The good news is, I got through the meeting and represented myself well.  But the whole experience wiped me out.  I was utterly exhausted.  Normally just a meeting like that would be stressful and exhausting on it’s own, but when you add in everything else, it’s beyond comprehension how tiring it is.  It was no wonder I could barely walk the next day.

I’m 38 years old and pretty self-aware, I know how to do self-care for myself and something like this, which most non-Autistic people wouldn’t bat an eyelid at, or maybe would feel a little tired over, emotionally, physically and mentally exhausts me. Can you imagine what it would do to a child?

Yet most Non-Autistic parents question why their children Meltdown on trips, or days out.  They wonder why their child doesn’t want to socialise at the weekends, or go to after-school clubs.

I hear so much of: “why can’t my child just…?”

The reason they cannot do what you do, or have to do things differently to you, the reason they cannot do what other children do, or have to do things differently to them, is because they are different.  The only person that can help them in this is you, as their parent.  Help them to become aware of how exhausting simple things can be, teach them to self-regulate and self-care, help them find the limits of what they can successfully achieve and to not beat themselves up when they do too much.

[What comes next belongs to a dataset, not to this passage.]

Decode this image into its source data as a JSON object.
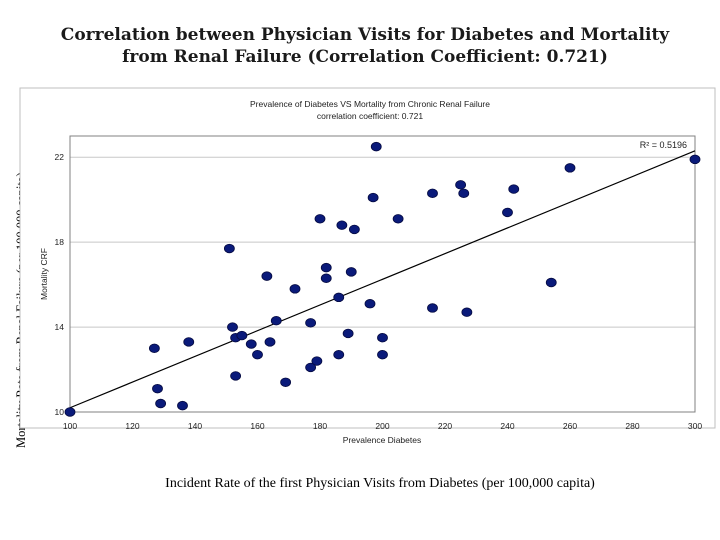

I’ve tried to keep this light, but this misunderstanding of what Autistic people can do, what we go through is a tiny part of the myriad of reasons so many mental health problems are connected to Autistic people.  This is a tiny part of why Autistic people have an average life span of mid 30’s to mid 50’s.

Autistic people exhaust ourselves doing things the non-Autistic way, in every aspect of our lives.

When we talk about burnout, this is literally what we mean.

Help your child find the Autistic way to do things and watch them soar.